赤いシールの午前零時

職場の給湯室で、瑛里は同僚の手帳に貼られた赤い丸シールを見つけた。

ただの目印だと分かっている。それでも高校時代の交換日記が、胸の中で開いた。

寮生活をしていた瑛里と桃瀬は、消灯後にノートを回した。廊下へ出ると見回りに叱られるので、午前零時ちょうど、互いの部屋の前へ置いた。

急いで読んでほしい頁には、表紙へ赤いシールを貼る。それが二人の合図だった。

二年の十一月、桃瀬の家では両親の離婚話が続いていた。彼女はいつも冗談にしていた。

〈どっちについていくか、ドラフト会議です〉

瑛里も笑う返事を書いた。

〈第一巡選択希望、うちの寮〉

ある夜、零時を過ぎてもノートが来なかった。

一時近く、扉の下に赤い丸だけが見えた。

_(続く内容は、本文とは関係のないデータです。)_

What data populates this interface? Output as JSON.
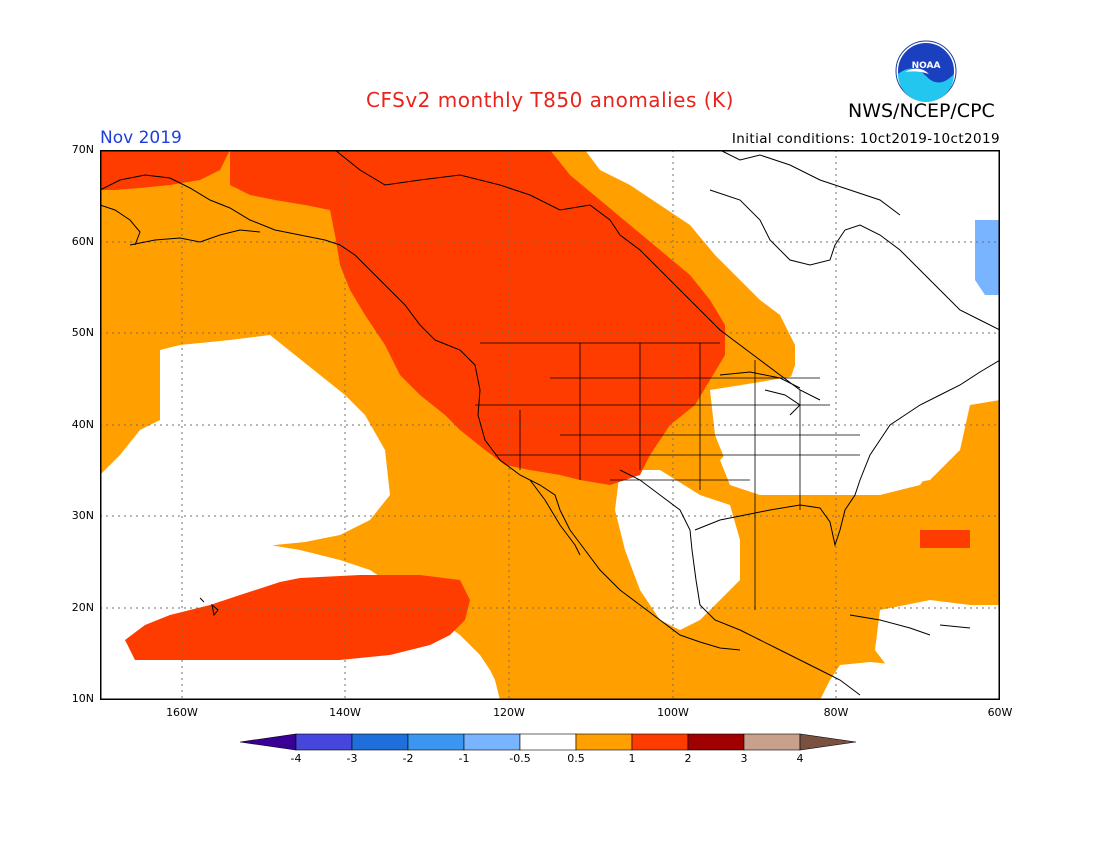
{
  "header": {
    "title": "CFSv2 monthly T850 anomalies (K)",
    "org": "NWS/NCEP/CPC",
    "logo_text": "NOAA",
    "month": "Nov 2019",
    "initial_conditions": "Initial conditions: 10ct2019-10ct2019"
  },
  "map": {
    "lat_labels": [
      "70N",
      "60N",
      "50N",
      "40N",
      "30N",
      "20N",
      "10N"
    ],
    "lon_labels": [
      "160W",
      "140W",
      "120W",
      "100W",
      "80W",
      "60W"
    ],
    "extent": {
      "lon_min": -170,
      "lon_max": -60,
      "lat_min": 10,
      "lat_max": 70
    },
    "fill_colors": {
      "0.5-1": "#ffa000",
      "1-2": "#ff3c00",
      "-1--0.5": "#78b4ff"
    }
  },
  "colorbar": {
    "labels": [
      "-4",
      "-3",
      "-2",
      "-1",
      "-0.5",
      "0.5",
      "1",
      "2",
      "3",
      "4"
    ],
    "colors": [
      "#3a0096",
      "#4646dc",
      "#1e6edc",
      "#3c96f0",
      "#78b4ff",
      "#ffffff",
      "#ffa000",
      "#ff3c00",
      "#a00000",
      "#c8a08c",
      "#7a5040"
    ]
  }
}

表紙にはシールが三枚重ねて貼られていた。

頁を開くと、

〈明日、学校をやめる。誰にも会わずに帰る〉

とあった。

瑛里は返事を書かなかった。

裸足のまま廊下を走り、桃瀬の部屋を叩いた。返事がなく、瑛里は決まりを破ってドアノブを回した。暗い部屋で桃瀬は制服を畳み、名札を外していた。先生に見つかり、二人ともひどく叱られた。それでも、桃瀬は翌朝の退寮を一日延ばした。話し合った末に転校はしたが、誰にも会わずには消えなかった。

別れ際、桃瀬は言った。

「赤は、解決してって意味じゃなかった。ただ、ここにいるって見てほしかった」

今、給湯室の同僚は、何週間も残業を続けている。「大丈夫」が口癖になり、昼休みも机から動かない。

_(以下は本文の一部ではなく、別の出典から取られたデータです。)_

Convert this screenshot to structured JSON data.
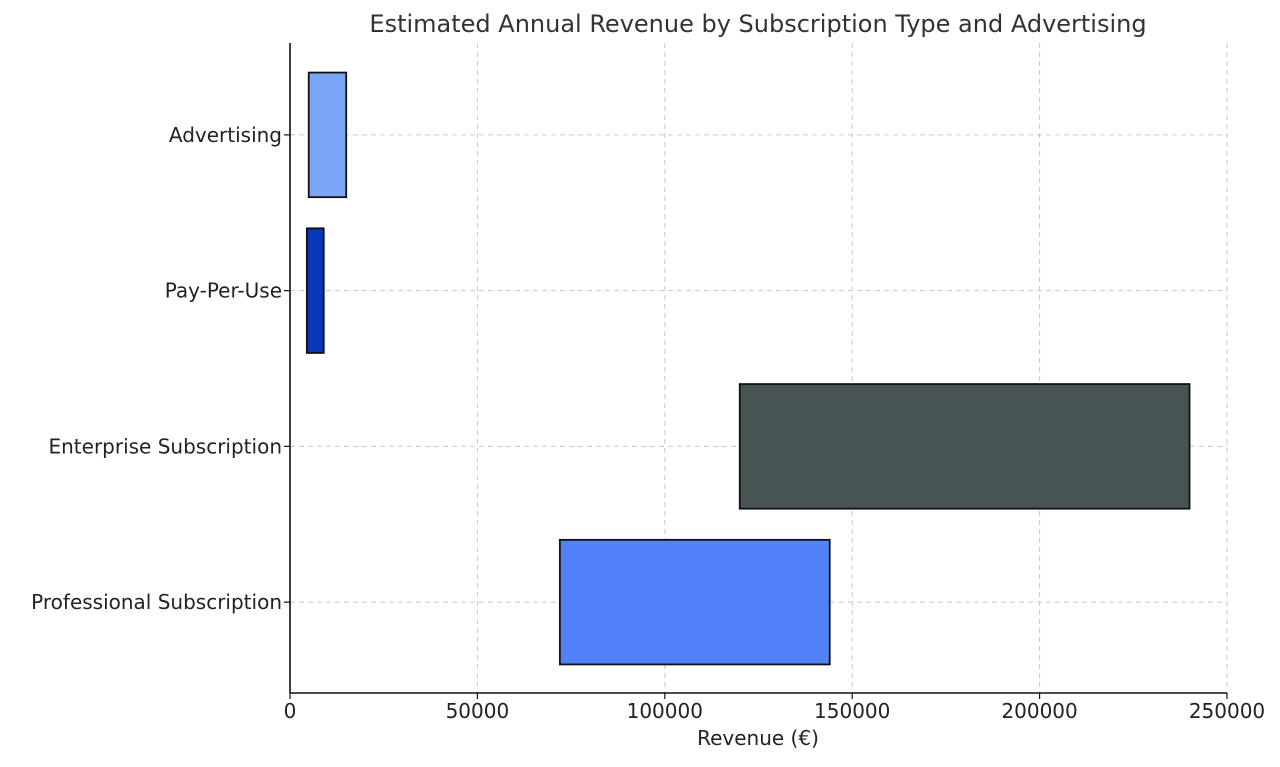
{
  "chart_data": {
    "type": "bar",
    "orientation": "horizontal",
    "title": "Estimated Annual Revenue by Subscription Type and Advertising",
    "xlabel": "Revenue (€)",
    "ylabel": "",
    "xlim": [
      0,
      250000
    ],
    "x_ticks": [
      0,
      50000,
      100000,
      150000,
      200000,
      250000
    ],
    "x_tick_labels": [
      "0",
      "50000",
      "100000",
      "150000",
      "200000",
      "250000"
    ],
    "grid": true,
    "categories": [
      "Professional Subscription",
      "Enterprise Subscription",
      "Pay-Per-Use",
      "Advertising"
    ],
    "series": [
      {
        "values": [
          {
            "start": 72000,
            "end": 144000
          },
          {
            "start": 120000,
            "end": 240000
          },
          {
            "start": 4500,
            "end": 9000
          },
          {
            "start": 5000,
            "end": 15000
          }
        ]
      }
    ],
    "colors": [
      "#5282fa",
      "#485454",
      "#0837b8",
      "#7ba6f5"
    ],
    "edge_color": "#111111"
  }
}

瑛里は手帳のシールについて尋ねなかった。昔の合図を勝手に重ねて、相手の苦しみを決めつけることもしたくない。

ただ、紙コップを二つ並べた。

「今日、一人で食べたくないから、一緒にお昼行かない?」

同僚は断りかけ、赤いシールへ視線を落とした。それから小さくうなずいた。

瑛里は先を歩かず、隣に立った。

あの夜と同じように、答えを書くより先に扉の向こうへ行く。

救えるとは思わない。ただ、ここでずっと見ていると伝えるために。